Interviewer: Why hybrid retrieval for PDFs specifically?
Candidate: Dense retrieval handles paraphrases and concepts — useful when users do not remember exact wording. But PDFs often contain SKU codes, legal cites, model numbers, and acronyms where exact token match still wins. BM25 also helps when embeddings under-represent rare strings. Hybrid typically improves recall compared to either alone.
Interviewer: How do you handle a question that combines two documents?
Candidate: I would add a lightweight query classifier. If the question is comparative or explicitly references multiple time periods or products, an LLM or rules produce sub-queries. Each sub-query retrieves in parallel; we deduplicate chunks, merge with RRF, then cross-encoder re-rank globally once so the LLM sees the single best five-passage context. If we still see low scores, we widen K or ask a clarifying question.
Interviewer: Incremental updates?
Candidate: Every document version gets a stable document_id with monotonic version. On update, the worker lists existing chunk_ids for that doc, deletes them from vector and BM25 stores, then upserts new chunks and embeddings in one logical transaction or with idempotent retries. Deletes tombstone the document and an async job ensures all indexes purge related chunk IDs — vector, sparse, metadata — to avoid orphans.
Interviewer: Tables and images?
Candidate: Tables: extract as Markdown/HTML per table, chunk separately from prose, maybe row-sliced chunks for very wide tables. Images: default path is VLM captions stored as text chunks linked to figure IDs; for numeric chart Q&A I would push for structured extraction because captions alone can be unreliable.
Interviewer: How would you test quality?
Candidate: Offline golden sets with labeled relevant passages for recall@K and MRR. Online: sample answers for groundedness checks, track citation validity, and monitor abstention rate when scores are low. Separate dashboards for ingest errors and OCR escalation to catch corpus issues early.
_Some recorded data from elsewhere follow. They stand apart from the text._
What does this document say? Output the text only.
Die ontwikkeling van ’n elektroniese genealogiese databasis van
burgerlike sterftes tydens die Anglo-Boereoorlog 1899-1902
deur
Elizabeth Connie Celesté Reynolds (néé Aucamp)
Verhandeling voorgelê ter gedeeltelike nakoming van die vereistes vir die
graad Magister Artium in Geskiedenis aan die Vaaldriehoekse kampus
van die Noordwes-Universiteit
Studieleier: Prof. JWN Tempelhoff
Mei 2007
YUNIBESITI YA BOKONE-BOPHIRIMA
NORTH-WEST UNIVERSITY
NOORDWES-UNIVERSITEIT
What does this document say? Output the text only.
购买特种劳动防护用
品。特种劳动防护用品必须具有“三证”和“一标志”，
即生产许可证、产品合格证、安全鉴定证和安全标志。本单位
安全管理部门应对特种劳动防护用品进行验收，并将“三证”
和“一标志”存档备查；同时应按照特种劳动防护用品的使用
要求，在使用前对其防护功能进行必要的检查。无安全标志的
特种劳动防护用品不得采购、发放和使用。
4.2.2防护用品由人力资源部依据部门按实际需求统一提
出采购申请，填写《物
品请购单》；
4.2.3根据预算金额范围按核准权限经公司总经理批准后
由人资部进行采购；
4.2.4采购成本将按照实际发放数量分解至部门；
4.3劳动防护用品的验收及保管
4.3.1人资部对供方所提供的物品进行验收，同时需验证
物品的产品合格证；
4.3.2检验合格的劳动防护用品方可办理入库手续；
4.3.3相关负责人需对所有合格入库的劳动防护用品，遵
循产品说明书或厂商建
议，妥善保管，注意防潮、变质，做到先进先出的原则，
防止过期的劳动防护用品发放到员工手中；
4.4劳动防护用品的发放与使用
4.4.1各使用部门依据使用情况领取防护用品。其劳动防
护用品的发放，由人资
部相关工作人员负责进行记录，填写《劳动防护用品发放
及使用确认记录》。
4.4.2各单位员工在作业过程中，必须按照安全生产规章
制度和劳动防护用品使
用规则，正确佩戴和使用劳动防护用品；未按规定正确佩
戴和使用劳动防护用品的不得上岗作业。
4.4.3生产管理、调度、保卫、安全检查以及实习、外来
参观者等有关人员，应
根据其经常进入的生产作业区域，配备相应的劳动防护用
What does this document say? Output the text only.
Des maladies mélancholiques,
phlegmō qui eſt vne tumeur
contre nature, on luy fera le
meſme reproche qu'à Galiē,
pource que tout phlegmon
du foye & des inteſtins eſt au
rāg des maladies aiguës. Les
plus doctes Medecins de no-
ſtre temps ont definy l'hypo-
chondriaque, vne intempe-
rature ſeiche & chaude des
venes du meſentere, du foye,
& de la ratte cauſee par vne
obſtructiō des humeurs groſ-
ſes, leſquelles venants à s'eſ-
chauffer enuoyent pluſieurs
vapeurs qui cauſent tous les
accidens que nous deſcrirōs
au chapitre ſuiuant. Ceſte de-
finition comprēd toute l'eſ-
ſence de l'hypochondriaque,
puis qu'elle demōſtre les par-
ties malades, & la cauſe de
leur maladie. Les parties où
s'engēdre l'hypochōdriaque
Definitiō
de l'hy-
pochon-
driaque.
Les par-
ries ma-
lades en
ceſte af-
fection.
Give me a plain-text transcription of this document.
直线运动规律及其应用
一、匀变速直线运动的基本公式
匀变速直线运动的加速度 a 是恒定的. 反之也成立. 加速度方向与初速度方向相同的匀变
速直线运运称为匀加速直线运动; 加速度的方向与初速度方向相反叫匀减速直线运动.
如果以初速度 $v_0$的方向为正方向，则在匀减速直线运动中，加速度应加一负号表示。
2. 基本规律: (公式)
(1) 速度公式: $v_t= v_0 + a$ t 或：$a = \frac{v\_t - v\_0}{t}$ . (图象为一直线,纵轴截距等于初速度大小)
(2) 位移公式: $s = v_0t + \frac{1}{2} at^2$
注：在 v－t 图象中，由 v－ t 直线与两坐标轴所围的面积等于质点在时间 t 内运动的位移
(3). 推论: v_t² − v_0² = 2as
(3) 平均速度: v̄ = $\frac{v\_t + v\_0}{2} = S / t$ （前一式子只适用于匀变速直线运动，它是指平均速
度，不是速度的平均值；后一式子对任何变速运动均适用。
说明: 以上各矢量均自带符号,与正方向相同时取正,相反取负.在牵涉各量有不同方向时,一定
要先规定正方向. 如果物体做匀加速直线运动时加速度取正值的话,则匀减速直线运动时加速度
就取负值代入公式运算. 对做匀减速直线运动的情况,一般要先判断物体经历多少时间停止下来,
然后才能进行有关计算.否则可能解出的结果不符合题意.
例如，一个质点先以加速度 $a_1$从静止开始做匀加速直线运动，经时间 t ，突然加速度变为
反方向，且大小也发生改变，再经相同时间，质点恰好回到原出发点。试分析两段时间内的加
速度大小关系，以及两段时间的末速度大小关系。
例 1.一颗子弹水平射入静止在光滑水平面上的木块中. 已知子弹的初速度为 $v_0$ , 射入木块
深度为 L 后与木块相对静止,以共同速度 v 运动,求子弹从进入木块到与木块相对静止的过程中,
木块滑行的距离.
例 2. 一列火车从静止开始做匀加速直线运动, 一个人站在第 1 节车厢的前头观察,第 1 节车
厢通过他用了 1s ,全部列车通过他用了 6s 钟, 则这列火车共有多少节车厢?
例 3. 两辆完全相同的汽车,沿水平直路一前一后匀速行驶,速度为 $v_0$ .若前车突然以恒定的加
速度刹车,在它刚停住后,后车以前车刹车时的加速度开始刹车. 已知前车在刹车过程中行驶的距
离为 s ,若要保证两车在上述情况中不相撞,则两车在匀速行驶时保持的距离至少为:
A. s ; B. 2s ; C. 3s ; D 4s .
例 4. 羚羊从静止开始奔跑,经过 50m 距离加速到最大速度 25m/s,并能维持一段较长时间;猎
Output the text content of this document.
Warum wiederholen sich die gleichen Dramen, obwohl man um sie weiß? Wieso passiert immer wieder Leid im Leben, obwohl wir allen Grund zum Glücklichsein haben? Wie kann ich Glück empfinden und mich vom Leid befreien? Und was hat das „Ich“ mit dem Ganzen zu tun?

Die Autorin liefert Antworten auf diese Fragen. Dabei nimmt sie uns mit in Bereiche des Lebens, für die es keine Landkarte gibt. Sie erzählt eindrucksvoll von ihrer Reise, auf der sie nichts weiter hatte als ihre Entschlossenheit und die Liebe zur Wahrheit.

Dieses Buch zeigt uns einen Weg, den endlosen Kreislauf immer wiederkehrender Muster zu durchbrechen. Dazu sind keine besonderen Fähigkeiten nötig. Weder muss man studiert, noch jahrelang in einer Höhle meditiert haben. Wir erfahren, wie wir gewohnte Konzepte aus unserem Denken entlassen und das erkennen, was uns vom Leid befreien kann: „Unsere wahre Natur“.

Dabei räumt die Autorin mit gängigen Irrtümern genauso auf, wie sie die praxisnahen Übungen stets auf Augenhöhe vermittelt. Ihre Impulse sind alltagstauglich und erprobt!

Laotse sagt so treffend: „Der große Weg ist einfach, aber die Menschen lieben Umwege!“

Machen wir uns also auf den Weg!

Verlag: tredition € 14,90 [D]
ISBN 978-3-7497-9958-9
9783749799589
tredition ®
Interviewer: Sounds good. That wraps this section.
Summary¶
This design delivers citation-grounded Q&A over 10,000+ PDFs by combining: (1) a tiered parsing pipeline (PyMuPDF, Unstructured, OCR, optional VLM) for text, tables, and images; (2) recursive, section-aware chunking with 512 / 50 token settings; (3) bi-encoder embeddings stored in partitioned HNSW vector indexes with rich metadata; (4) hybrid BM25 + dense retrieval, ANN top-20, cross-encoder re-rank to top-5; (5) LLM generation with citation extraction; (6) multi-document query routing via decomposition when needed; (7) incremental reindexing and deletion propagation; and (8) a document management API with an access control layer enforced on the query path. Master the latency budget, index partitioning, and failure modes of PDFs to stand out in a system design interview.